It is gratifying that the first stated Principal is Care Coordination. My focus is the care of children with rare and/or medically complex disorders. In reviewing the draft and its principles I do not see any reference to the pediatric population that is in search of its diagnosis for their rare disorders. There are estimated to be 30 mil Americans afflicted by rare disorders, the majority children, who search for a diagnosis for years (7.5yrs-recent Shire Drug Report). These diseases are complex in themselves since 80% are genetic and the majority lack cures and therapies.
When they are finally diagnosed they join the ranks of the long term chronic and complex population, often for life. A recent Children’s Hospital Association Study asserts that 6% of the children on Medicaid represent 40% of the cost. The 6% represent the population in CRG 5b-9 (Clinical Risk Groups). The definitions for CRG 5b-9 reveals that fulfilling the State’s vision of family primacy in care coordination will require some major cultural changes in the continuum of community care. To serve this population will require an acknowledgment that the network MUST incorporate the State’s top children’s hospitals. It is not surprising that clinicians, case managers, and other supportive services that attempt to support families and children in their home, find relationships with these large complex institutions daunting at best. They are, more often than not excellent at trauma and acute care; however prior to admission they seldom have been part of the continuum of care and therefore in many ways ill prepared to join the proposed High Fidelity Wraparound Care Team. It would be rare to have the ambulatory outpatient team integrated into the inpatient team. The isolation of inpatient creates an environment that severely impedes the care continuum at three levels: one, the admission lacks the critical input of the outpatient team; two the child and family witness the brunt of this neglect and feel isolated from the child’s care, as they are customarily only passive witnesses at bedside; and third, the discharge process imposes further trauma, when the enormous assets of the team present at the bedside, evaporates. It is as if the most critical link in the continuum of care is available for only one time single events, after which lines are cut. The very definitions of CRG 5b-9 are testimony to the seriousness of this gap.
- Chronic & Complex (CRG Statuses 5b and 6) – Child with complex conditions that requires pediatric sub-specialty multidisciplinary care for greater than one year. These patients receive the majority of their care at a tertiary children’s hospital and frequently require diagnostic and therapeutic medical and/or surgical procedures. These patients require a guided transition to the adult health care world for surveillance and management of complications.
- Critical (CRG Statuses 7, 8, and 9) – Child requiring intensive, multidisciplinary care for >3 years, that enters the health system with a life-threatening or progressive condition. These patients require ICU care and ongoing procedural and sub-specialty care at a tertiary children’s hospital. These children require a guided transition to the adult health care world due to ongoing, lifelong medical conditions.
Parents, such as me rely on these hospitals to stabilize our children at their baseline level and treat them when they diverge from it. We struggle along with our outpatient support structure to maintain that baseline. We need an infrastructure that marries the community support structure with the care teams of the large hospitals. Their current relationship is thin at best and antagonistic at worse.
This NYS Health Home Initiative for the Pediatric population has a truly unique opportunity.
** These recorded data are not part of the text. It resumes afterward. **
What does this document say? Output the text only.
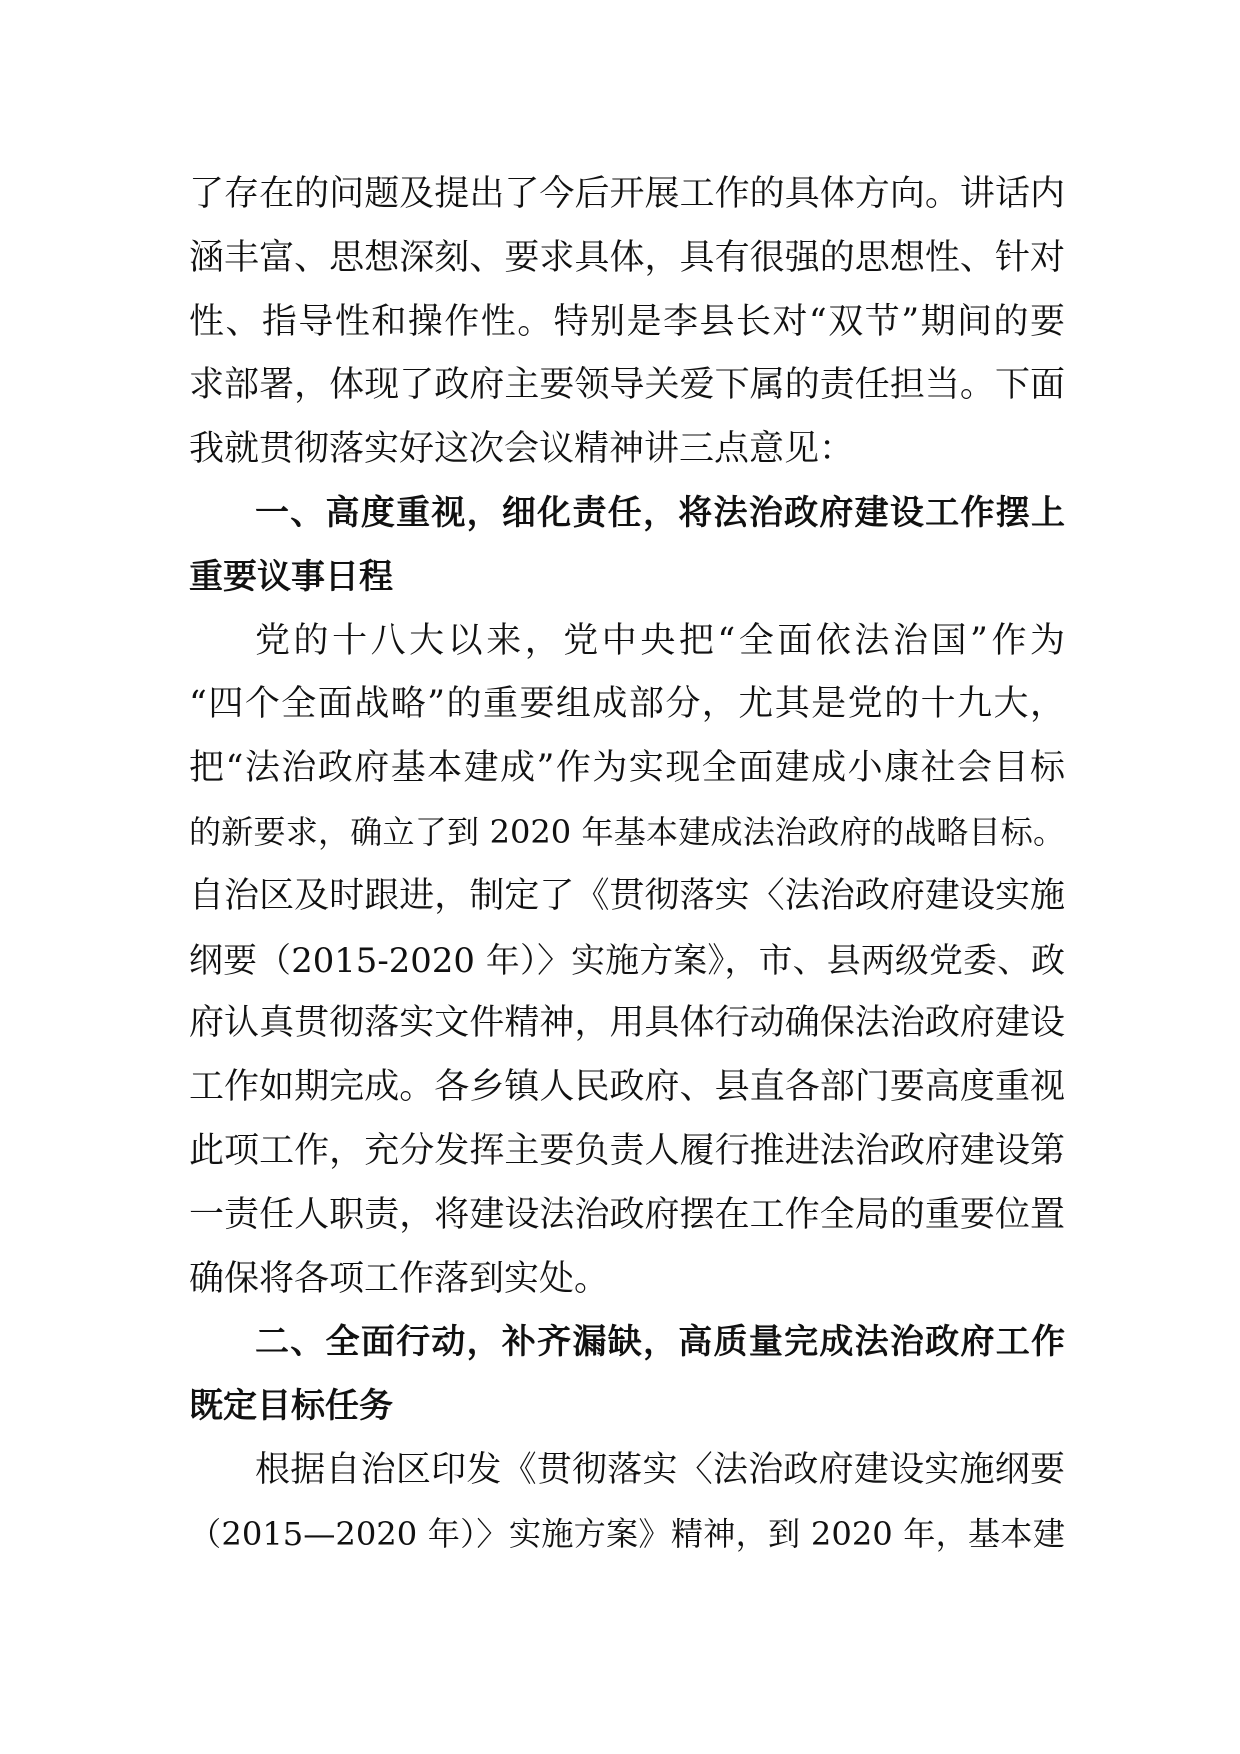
了存在的问题及提出了今后开展工作的具体方向。讲话内
涵丰富、思想深刻、要求具体，具有很强的思想性、针对
性、指导性和操作性。特别是李县长对“双节”期间的要
求部署，体现了政府主要领导关爱下属的责任担当。下面
我就贯彻落实好这次会议精神讲三点意见：
一、高度重视，细化责任，将法治政府建设工作摆上
重要议事日程
党的十八大以来，党中央把“全面依法治国”作为
“四个全面战略”的重要组成部分，尤其是党的十九大，
把“法治政府基本建成”作为实现全面建成小康社会目标
的新要求，确立了到 2020 年基本建成法治政府的战略目标。
自治区及时跟进，制定了《贯彻落实〈法治政府建设实施
纲要（2015-2020 年）〉实施方案》，市、县两级党委、政
府认真贯彻落实文件精神，用具体行动确保法治政府建设
工作如期完成。各乡镇人民政府、县直各部门要高度重视
此项工作，充分发挥主要负责人履行推进法治政府建设第
一责任人职责，将建设法治政府摆在工作全局的重要位置
确保将各项工作落到实处。
二、全面行动，补齐漏缺，高质量完成法治政府工作
既定目标任务
根据自治区印发《贯彻落实〈法治政府建设实施纲要
（2015—2020 年）〉实施方案》精神，到 2020 年，基本建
By recognizing that this small population as a major driver of cost and a population that is extremely diverse it can widen the boundaries of care coordination to include all pediatric care assets in the State. Consider that in any region the local children’s hospital own the VAST majority of assets to serve the CRG 5b-9 population. The PICU and NICU beds are not at the pediatricians office or community clinic, nor are the pediatric sub-specialists likely to work anyplace other than the children’s hospital.
Reforming Medicaid for medically complex children was addressed in an April 2013 article in Pediatrics. It could provide a guide for creating a network of our university based pediatric hospitals. This initiative could be basis of a partnership to address some of the problems these hospitals face:
Children’s hospitals play a central role in our child health care system. These hospitals face unique challenges under health care reform. They care for children with the most complex medical problems but often are not reimbursed for good preventive care, care coordination, or quality.
This partnership could also utilize NYS’s ACO legislation to link these hospitals in service to this population and thereby create a national model.